If you are a clinician or a patient, how has the proliferation of point solutions impacted your experience with the healthcare system (positively or negatively)?
✌🏽 A + A
To read more about our vision for the Stack, check out our intro post here.
Very thought-provoking, and hard to disagree with a comprehensive approach to patient care. But I feel like you never came back to the business side of things -- and that, in my experience, is the real driving force for early-stage companies to focus on point solutions rather than generalist platforms. The major stakeholders (healthcare systems, payers...) make it way more challenging for startups to innovate with a generalist model than if there's unique innovation for a specific therapeutic area and/or narrow patient population.

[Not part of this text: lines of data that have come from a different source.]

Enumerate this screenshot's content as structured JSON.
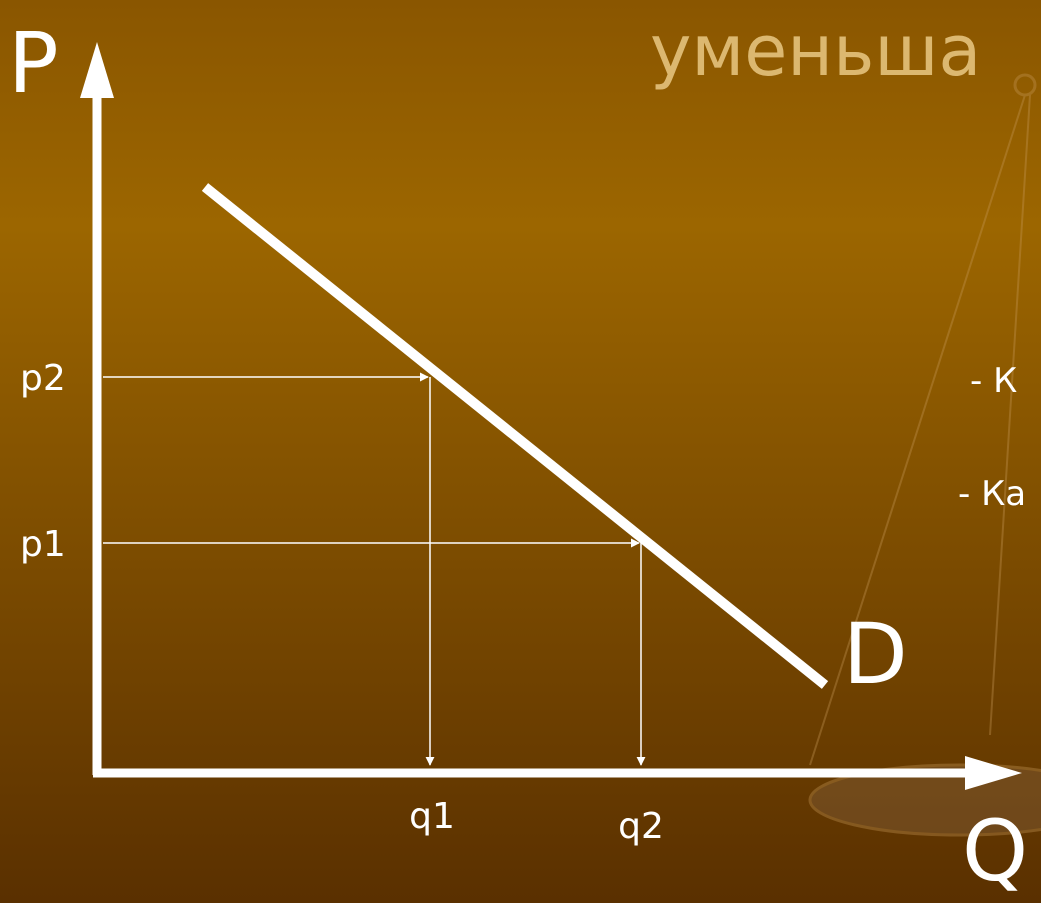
{
  "title": "уменьша",
  "axes": {
    "y_label": "P",
    "x_label": "Q"
  },
  "curve": {
    "label": "D"
  },
  "price_labels": [
    "p2",
    "p1"
  ],
  "quantity_labels": [
    "q1",
    "q2"
  ],
  "side_text": [
    "- К",
    "- Ка"
  ]
}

But I'm in total agreement that point solutions have limited utility. And it's scary, because we've seen so many flash-in-the-pan startups have immense success with a single condition, only to flounder when trying to pivot into a more comprehensive platform. I hope M&A activity isn't the *only* way for some of the specialized startups to grow into more comprehensive offerings, but if that's what has to happen, then at least the patients will benefit from those synergies in the end.

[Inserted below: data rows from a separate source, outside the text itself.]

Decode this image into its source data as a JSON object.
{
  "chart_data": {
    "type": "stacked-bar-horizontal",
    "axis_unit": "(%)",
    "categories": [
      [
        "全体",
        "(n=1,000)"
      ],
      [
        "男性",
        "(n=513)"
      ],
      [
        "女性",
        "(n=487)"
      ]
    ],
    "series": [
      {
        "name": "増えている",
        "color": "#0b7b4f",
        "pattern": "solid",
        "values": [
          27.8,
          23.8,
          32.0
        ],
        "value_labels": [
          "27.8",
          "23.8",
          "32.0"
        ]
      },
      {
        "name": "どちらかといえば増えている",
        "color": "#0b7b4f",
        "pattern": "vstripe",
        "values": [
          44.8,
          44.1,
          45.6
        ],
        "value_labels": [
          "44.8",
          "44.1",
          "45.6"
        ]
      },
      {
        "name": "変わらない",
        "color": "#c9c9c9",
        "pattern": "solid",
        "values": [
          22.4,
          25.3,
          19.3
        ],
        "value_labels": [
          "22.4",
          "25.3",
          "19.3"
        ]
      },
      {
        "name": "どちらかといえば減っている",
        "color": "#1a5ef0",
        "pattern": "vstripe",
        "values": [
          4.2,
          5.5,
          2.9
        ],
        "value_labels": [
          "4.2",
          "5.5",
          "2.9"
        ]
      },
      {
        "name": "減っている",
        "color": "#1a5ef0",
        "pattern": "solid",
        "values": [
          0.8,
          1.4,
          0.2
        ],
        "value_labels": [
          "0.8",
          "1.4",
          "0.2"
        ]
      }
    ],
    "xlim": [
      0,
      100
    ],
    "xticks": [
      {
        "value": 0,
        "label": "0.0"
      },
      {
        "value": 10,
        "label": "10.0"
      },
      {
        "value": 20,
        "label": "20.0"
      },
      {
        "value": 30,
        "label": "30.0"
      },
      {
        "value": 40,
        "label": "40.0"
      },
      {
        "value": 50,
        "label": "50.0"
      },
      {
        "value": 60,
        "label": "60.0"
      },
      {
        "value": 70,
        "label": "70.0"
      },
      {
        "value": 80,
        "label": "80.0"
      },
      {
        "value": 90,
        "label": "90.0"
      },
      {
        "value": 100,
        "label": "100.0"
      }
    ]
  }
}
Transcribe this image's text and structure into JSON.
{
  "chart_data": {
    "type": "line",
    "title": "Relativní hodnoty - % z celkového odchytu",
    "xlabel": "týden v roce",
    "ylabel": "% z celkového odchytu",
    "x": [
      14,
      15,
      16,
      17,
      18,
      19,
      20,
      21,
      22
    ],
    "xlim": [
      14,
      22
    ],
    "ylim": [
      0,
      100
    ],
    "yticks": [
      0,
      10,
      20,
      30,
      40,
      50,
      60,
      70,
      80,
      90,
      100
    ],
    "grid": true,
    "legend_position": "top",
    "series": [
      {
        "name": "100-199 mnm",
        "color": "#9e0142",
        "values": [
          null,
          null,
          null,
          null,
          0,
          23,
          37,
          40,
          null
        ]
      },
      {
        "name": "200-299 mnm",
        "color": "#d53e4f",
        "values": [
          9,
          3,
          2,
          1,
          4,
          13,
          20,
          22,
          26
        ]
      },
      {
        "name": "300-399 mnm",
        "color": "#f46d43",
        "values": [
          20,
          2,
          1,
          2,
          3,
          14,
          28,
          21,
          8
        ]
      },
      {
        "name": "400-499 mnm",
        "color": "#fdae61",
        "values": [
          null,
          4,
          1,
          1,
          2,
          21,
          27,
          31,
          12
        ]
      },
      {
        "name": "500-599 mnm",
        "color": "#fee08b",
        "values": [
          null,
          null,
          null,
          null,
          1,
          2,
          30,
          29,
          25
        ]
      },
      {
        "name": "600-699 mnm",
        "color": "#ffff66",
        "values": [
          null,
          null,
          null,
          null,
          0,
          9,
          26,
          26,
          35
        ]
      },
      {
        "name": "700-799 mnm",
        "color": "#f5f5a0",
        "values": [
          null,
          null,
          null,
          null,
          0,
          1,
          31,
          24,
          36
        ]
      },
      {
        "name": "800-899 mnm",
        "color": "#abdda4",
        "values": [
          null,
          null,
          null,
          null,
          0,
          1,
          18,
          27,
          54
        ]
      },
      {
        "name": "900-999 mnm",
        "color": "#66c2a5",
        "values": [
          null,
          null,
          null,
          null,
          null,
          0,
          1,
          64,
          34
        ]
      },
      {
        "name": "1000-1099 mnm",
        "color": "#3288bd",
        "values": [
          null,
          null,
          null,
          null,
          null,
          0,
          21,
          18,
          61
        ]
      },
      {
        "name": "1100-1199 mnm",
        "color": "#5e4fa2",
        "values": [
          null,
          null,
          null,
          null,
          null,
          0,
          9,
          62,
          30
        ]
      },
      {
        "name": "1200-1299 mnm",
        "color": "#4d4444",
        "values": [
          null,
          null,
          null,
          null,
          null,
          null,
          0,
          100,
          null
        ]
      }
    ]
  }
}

Great post. A few observations:
1. The idea of a navigation/referral platform for moving from general -> specific providers seems like a perennial idea that never really seems to get mainstream traction. I've seen this from the side of working with a specialty provider (Bicycle Health) and we would love for such platforms to exist. There are some: Included, Ribbon, Quartet, Solera, but so far for us none have led to any meaningful amount of patient referrals. Maybe others see something different?

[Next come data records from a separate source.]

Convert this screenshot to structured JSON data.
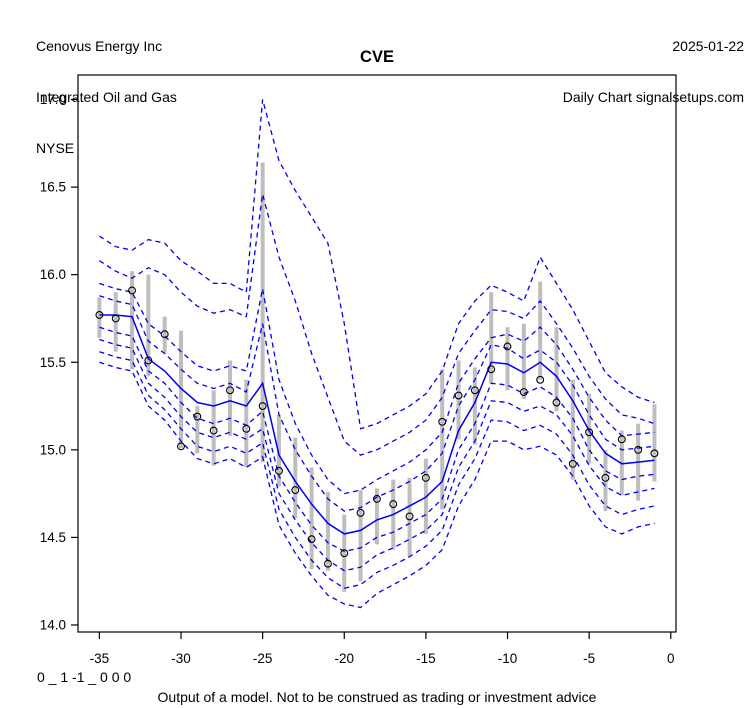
{
  "header": {
    "company": "Cenovus Energy Inc",
    "industry": "Integrated Oil and Gas",
    "exchange": "NYSE",
    "date": "2025-01-22",
    "source": "Daily Chart signalsetups.com"
  },
  "title": "CVE",
  "footer": {
    "signal_code": "0 _ 1 -1 _ 0 0 0",
    "disclaimer": "Output of a model. Not to be construed as trading or investment advice"
  },
  "colors": {
    "band_line": "#0000EE",
    "median_line": "#0000EE",
    "range_bar": "#BEBEBE",
    "point_stroke": "#000000",
    "axis": "#000000",
    "background": "#FFFFFF"
  },
  "chart_data": {
    "type": "line",
    "title": "CVE",
    "xlabel": "",
    "ylabel": "",
    "grid": false,
    "legend": "none",
    "xlim": [
      -36.31,
      0.32
    ],
    "ylim": [
      13.96,
      17.14
    ],
    "x_ticks": [
      {
        "value": -35,
        "label": "-35"
      },
      {
        "value": -30,
        "label": "-30"
      },
      {
        "value": -25,
        "label": "-25"
      },
      {
        "value": -20,
        "label": "-20"
      },
      {
        "value": -15,
        "label": "-15"
      },
      {
        "value": -10,
        "label": "-10"
      },
      {
        "value": -5,
        "label": "-5"
      },
      {
        "value": 0,
        "label": "0"
      }
    ],
    "y_ticks": [
      {
        "value": 14.0,
        "label": "14.0"
      },
      {
        "value": 14.5,
        "label": "14.5"
      },
      {
        "value": 15.0,
        "label": "15.0"
      },
      {
        "value": 15.5,
        "label": "15.5"
      },
      {
        "value": 16.0,
        "label": "16.0"
      },
      {
        "value": 16.5,
        "label": "16.5"
      },
      {
        "value": 17.0,
        "label": "17.0"
      }
    ],
    "x": [
      -35,
      -34,
      -33,
      -32,
      -31,
      -30,
      -29,
      -28,
      -27,
      -26,
      -25,
      -24,
      -23,
      -22,
      -21,
      -20,
      -19,
      -18,
      -17,
      -16,
      -15,
      -14,
      -13,
      -12,
      -11,
      -10,
      -9,
      -8,
      -7,
      -6,
      -5,
      -4,
      -3,
      -2,
      -1
    ],
    "series": [
      {
        "name": "upper-band-4",
        "style": "dashed",
        "values": [
          16.22,
          16.16,
          16.14,
          16.2,
          16.18,
          16.08,
          16.02,
          15.95,
          15.95,
          15.9,
          17.0,
          16.65,
          16.48,
          16.33,
          16.18,
          15.72,
          15.12,
          15.15,
          15.2,
          15.25,
          15.32,
          15.45,
          15.72,
          15.85,
          15.94,
          15.9,
          15.85,
          16.1,
          15.95,
          15.8,
          15.62,
          15.44,
          15.36,
          15.3,
          15.27
        ]
      },
      {
        "name": "upper-band-3",
        "style": "dashed",
        "values": [
          16.08,
          16.02,
          15.98,
          16.04,
          16.0,
          15.9,
          15.82,
          15.78,
          15.8,
          15.76,
          16.46,
          16.1,
          15.85,
          15.55,
          15.3,
          15.05,
          14.97,
          15.0,
          15.05,
          15.1,
          15.17,
          15.3,
          15.55,
          15.68,
          15.8,
          15.79,
          15.75,
          15.85,
          15.72,
          15.58,
          15.42,
          15.29,
          15.2,
          15.18,
          15.15
        ]
      },
      {
        "name": "upper-band-2",
        "style": "dashed",
        "values": [
          15.95,
          15.92,
          15.9,
          15.72,
          15.65,
          15.56,
          15.48,
          15.45,
          15.48,
          15.45,
          15.92,
          15.4,
          15.15,
          14.97,
          14.83,
          14.75,
          14.77,
          14.83,
          14.88,
          14.93,
          15.0,
          15.1,
          15.38,
          15.52,
          15.64,
          15.66,
          15.62,
          15.7,
          15.6,
          15.46,
          15.3,
          15.17,
          15.08,
          15.09,
          15.1
        ]
      },
      {
        "name": "upper-band-1",
        "style": "dashed",
        "values": [
          15.88,
          15.85,
          15.83,
          15.62,
          15.55,
          15.46,
          15.38,
          15.35,
          15.38,
          15.33,
          15.72,
          15.2,
          15.0,
          14.85,
          14.72,
          14.65,
          14.67,
          14.73,
          14.77,
          14.82,
          14.88,
          14.98,
          15.25,
          15.4,
          15.6,
          15.58,
          15.52,
          15.57,
          15.5,
          15.37,
          15.2,
          15.06,
          15.0,
          15.01,
          15.02
        ]
      },
      {
        "name": "median",
        "style": "solid",
        "values": [
          15.77,
          15.77,
          15.76,
          15.52,
          15.45,
          15.35,
          15.27,
          15.25,
          15.28,
          15.25,
          15.38,
          14.97,
          14.82,
          14.69,
          14.58,
          14.52,
          14.54,
          14.6,
          14.63,
          14.68,
          14.73,
          14.82,
          15.11,
          15.27,
          15.5,
          15.49,
          15.44,
          15.5,
          15.42,
          15.28,
          15.11,
          14.98,
          14.92,
          14.93,
          14.94
        ]
      },
      {
        "name": "lower-band-1",
        "style": "dashed",
        "values": [
          15.7,
          15.67,
          15.65,
          15.45,
          15.38,
          15.27,
          15.18,
          15.15,
          15.18,
          15.14,
          15.22,
          14.85,
          14.7,
          14.57,
          14.47,
          14.42,
          14.44,
          14.5,
          14.53,
          14.58,
          14.63,
          14.72,
          15.0,
          15.15,
          15.38,
          15.37,
          15.32,
          15.36,
          15.3,
          15.18,
          15.0,
          14.88,
          14.83,
          14.85,
          14.86
        ]
      },
      {
        "name": "lower-band-2",
        "style": "dashed",
        "values": [
          15.63,
          15.6,
          15.58,
          15.38,
          15.3,
          15.19,
          15.1,
          15.07,
          15.1,
          15.06,
          15.12,
          14.75,
          14.6,
          14.47,
          14.37,
          14.31,
          14.33,
          14.4,
          14.44,
          14.49,
          14.54,
          14.63,
          14.9,
          15.05,
          15.28,
          15.27,
          15.22,
          15.25,
          15.2,
          15.08,
          14.91,
          14.79,
          14.74,
          14.76,
          14.78
        ]
      },
      {
        "name": "lower-band-3",
        "style": "dashed",
        "values": [
          15.56,
          15.53,
          15.51,
          15.31,
          15.23,
          15.12,
          15.02,
          14.99,
          15.02,
          14.98,
          15.04,
          14.66,
          14.5,
          14.37,
          14.27,
          14.21,
          14.23,
          14.3,
          14.34,
          14.39,
          14.45,
          14.54,
          14.8,
          14.95,
          15.17,
          15.16,
          15.11,
          15.14,
          15.09,
          14.97,
          14.8,
          14.68,
          14.63,
          14.66,
          14.68
        ]
      },
      {
        "name": "lower-band-4",
        "style": "dashed",
        "values": [
          15.5,
          15.47,
          15.45,
          15.25,
          15.17,
          15.05,
          14.95,
          14.92,
          14.95,
          14.9,
          14.96,
          14.57,
          14.41,
          14.28,
          14.17,
          14.12,
          14.1,
          14.18,
          14.23,
          14.28,
          14.34,
          14.43,
          14.68,
          14.83,
          15.05,
          15.05,
          15.0,
          15.02,
          14.97,
          14.85,
          14.68,
          14.56,
          14.52,
          14.56,
          14.58
        ]
      }
    ],
    "close_points": [
      15.77,
      15.75,
      15.91,
      15.51,
      15.66,
      15.02,
      15.19,
      15.11,
      15.34,
      15.12,
      15.25,
      14.88,
      14.77,
      14.49,
      14.35,
      14.41,
      14.64,
      14.72,
      14.69,
      14.62,
      14.84,
      15.16,
      15.31,
      15.34,
      15.46,
      15.59,
      15.33,
      15.4,
      15.27,
      14.92,
      15.1,
      14.84,
      15.06,
      15.0,
      14.98
    ],
    "range_bars": {
      "high": [
        15.87,
        15.9,
        16.02,
        16.0,
        15.76,
        15.68,
        15.25,
        15.34,
        15.51,
        15.4,
        16.64,
        15.2,
        15.07,
        14.9,
        14.76,
        14.63,
        14.77,
        14.78,
        14.83,
        14.84,
        14.95,
        15.46,
        15.51,
        15.47,
        15.9,
        15.7,
        15.72,
        15.96,
        15.7,
        15.4,
        15.32,
        15.0,
        15.11,
        15.15,
        15.26
      ],
      "low": [
        15.64,
        15.56,
        15.46,
        15.42,
        15.55,
        15.01,
        14.98,
        14.91,
        15.08,
        14.9,
        14.93,
        14.79,
        14.61,
        14.32,
        14.31,
        14.19,
        14.25,
        14.46,
        14.43,
        14.39,
        14.52,
        14.66,
        15.06,
        15.03,
        15.38,
        15.34,
        15.29,
        15.4,
        15.22,
        14.83,
        14.92,
        14.65,
        14.74,
        14.71,
        14.82
      ]
    }
  }
}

The direct patient value prop of these navigation services I believe is fairly weak, so the main customer would need to be either the payor or the provider. I don't believe basic navigation is a burning need for payors/providers either. Instead access to in-demand resources tends to have more market pull (eg. mental health networks like Headway/Alma/etc).
Maybe the solution is to offer a generalist mental health provider as the navigation layer instead of a more generic platform.
2. While point solutions do add a layer of complexity, they should also offer improved experience and outcomes for their specific protocols and niches. It's hard to draw the line in what defines a "point solution" as too specific, since those two counteracting forces exist. I suspect the only way to figure that out is to build out point solutions and navigation services at the same time and see where the line lands!